The BianLian extortion group has presented itself as the perpetrator of the recent Air Canada data breach attack. After breaching Air Canada’s network, the group has stolen 210 gigabytes of data.
The affected entity is one of Canada’s largest airlines and one of the founding members of Star Alliance.
Last month, the airline issued a statement explaining that the incident has only impacted limited personal information of some employees and specific records. However, the attackers now claim that the stolen documents contained much more extensive information.
These attackers shared screenshots of the stolen data on their dark web data leak site as proof and a detailed description of what they acquired from the airline’s network.
The BianLian extortion group warns Air Canada about the extent they are willing to do if they do not cooperate.
Based on reports, the BianLian extortion group threatened Air Canada that they exfiltrated technical and operational data spanning from 2008 to 2023, including details about the company’s technical and security challenges, SQL backups, personal information of employees, data regarding vendors and suppliers, confidential documents, and archives from company databases.

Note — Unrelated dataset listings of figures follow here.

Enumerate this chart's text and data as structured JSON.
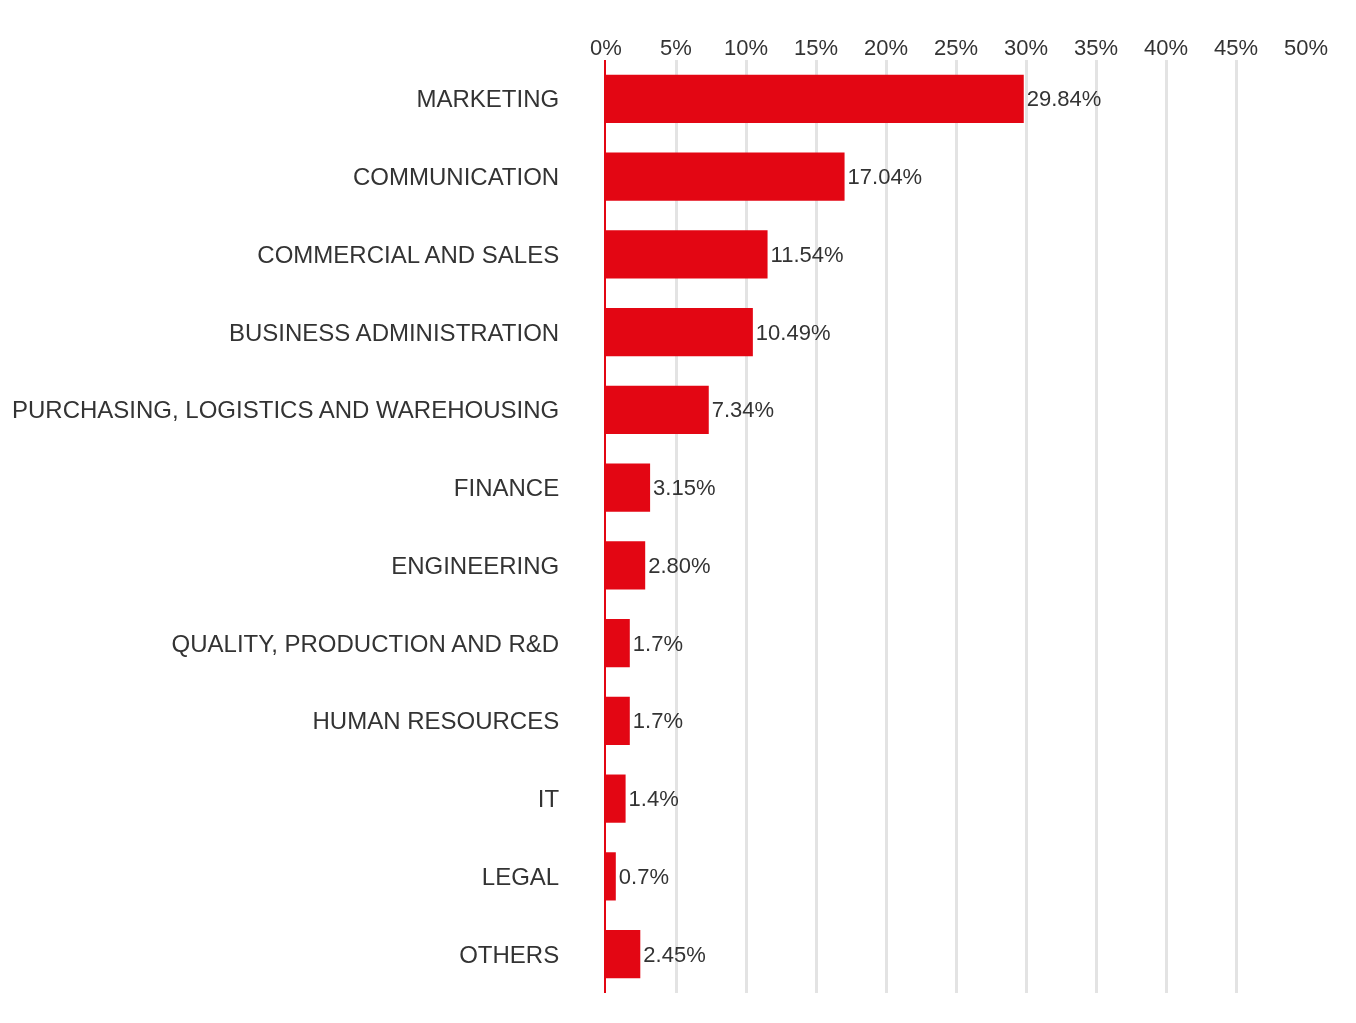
{
  "chart_data": {
    "type": "bar",
    "orientation": "horizontal",
    "categories": [
      "MARKETING",
      "COMMUNICATION",
      "COMMERCIAL AND SALES",
      "BUSINESS ADMINISTRATION",
      "PURCHASING, LOGISTICS AND WAREHOUSING",
      "FINANCE",
      "ENGINEERING",
      "QUALITY, PRODUCTION AND R&D",
      "HUMAN RESOURCES",
      "IT",
      "LEGAL",
      "OTHERS"
    ],
    "values": [
      29.84,
      17.04,
      11.54,
      10.49,
      7.34,
      3.15,
      2.8,
      1.7,
      1.7,
      1.4,
      0.7,
      2.45
    ],
    "value_labels": [
      "29.84%",
      "17.04%",
      "11.54%",
      "10.49%",
      "7.34%",
      "3.15%",
      "2.80%",
      "1.7%",
      "1.7%",
      "1.4%",
      "0.7%",
      "2.45%"
    ],
    "color": "#e30613",
    "xlim": [
      0,
      50
    ],
    "xticks": [
      {
        "value": 0,
        "label": "0%"
      },
      {
        "value": 5,
        "label": "5%"
      },
      {
        "value": 10,
        "label": "10%"
      },
      {
        "value": 15,
        "label": "15%"
      },
      {
        "value": 20,
        "label": "20%"
      },
      {
        "value": 25,
        "label": "25%"
      },
      {
        "value": 30,
        "label": "30%"
      },
      {
        "value": 35,
        "label": "35%"
      },
      {
        "value": 40,
        "label": "40%"
      },
      {
        "value": 45,
        "label": "45%"
      },
      {
        "value": 50,
        "label": "50%"
      }
    ],
    "grid": "x"
  }
}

In addition, the cybercriminal group noted that they acquired employee personal data, but it is only a tiny portion of the overall information they obtained during the breach.
The attackers also revealed that they acquired SQL databases with the company’s technical and security issues. They provoked the company to review their files on a demo package they created to prove their claims.

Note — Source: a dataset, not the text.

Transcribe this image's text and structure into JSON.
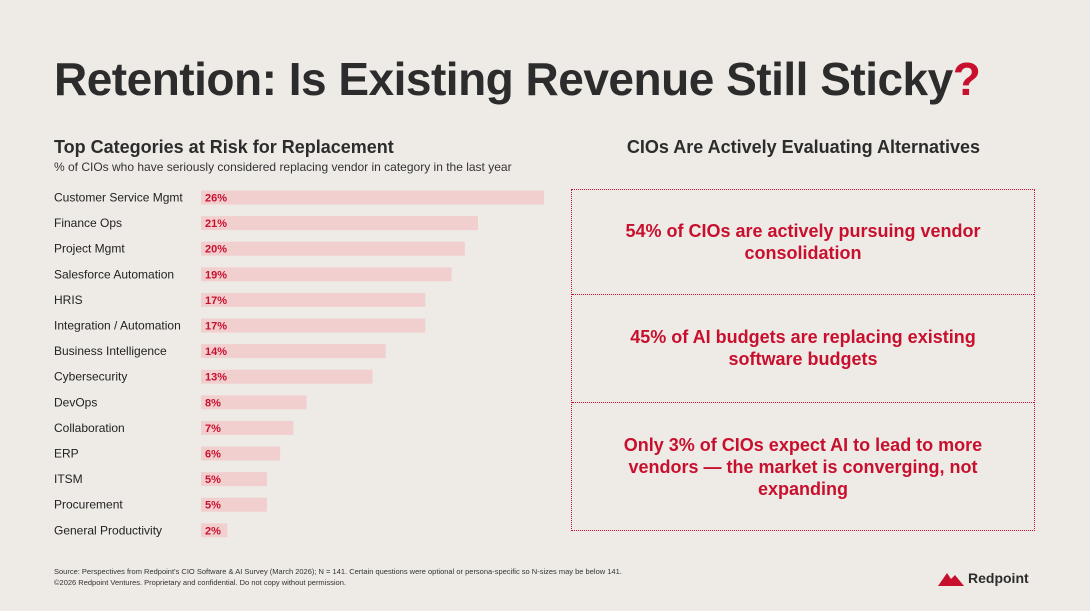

BianLian is a ransomware group that has targeted critical infrastructure organisations in the U.S. and Australia since June last year. These miscreants transitioned from a ransomware gang to an extortion-only group in January 2023 after researchers released a decryptor for their ransomware.
On the other hand, Air Canada admitted that they knew BianLian’s extortion threats but didn’t confirm the group’s claims that they were behind the breach. Furthermore, this Canadian airline has yet to disclose how many employees have suffered, the date of the breach, or when they detected the breach.
Air Canada has already warned some of its customers in emails disseminated earlier this month. The letters advise its recipients to enable SMS-based multifactor authentication on their Aeroplan accounts and use strong passwords to defend against credential stuffing and password spraying attacks.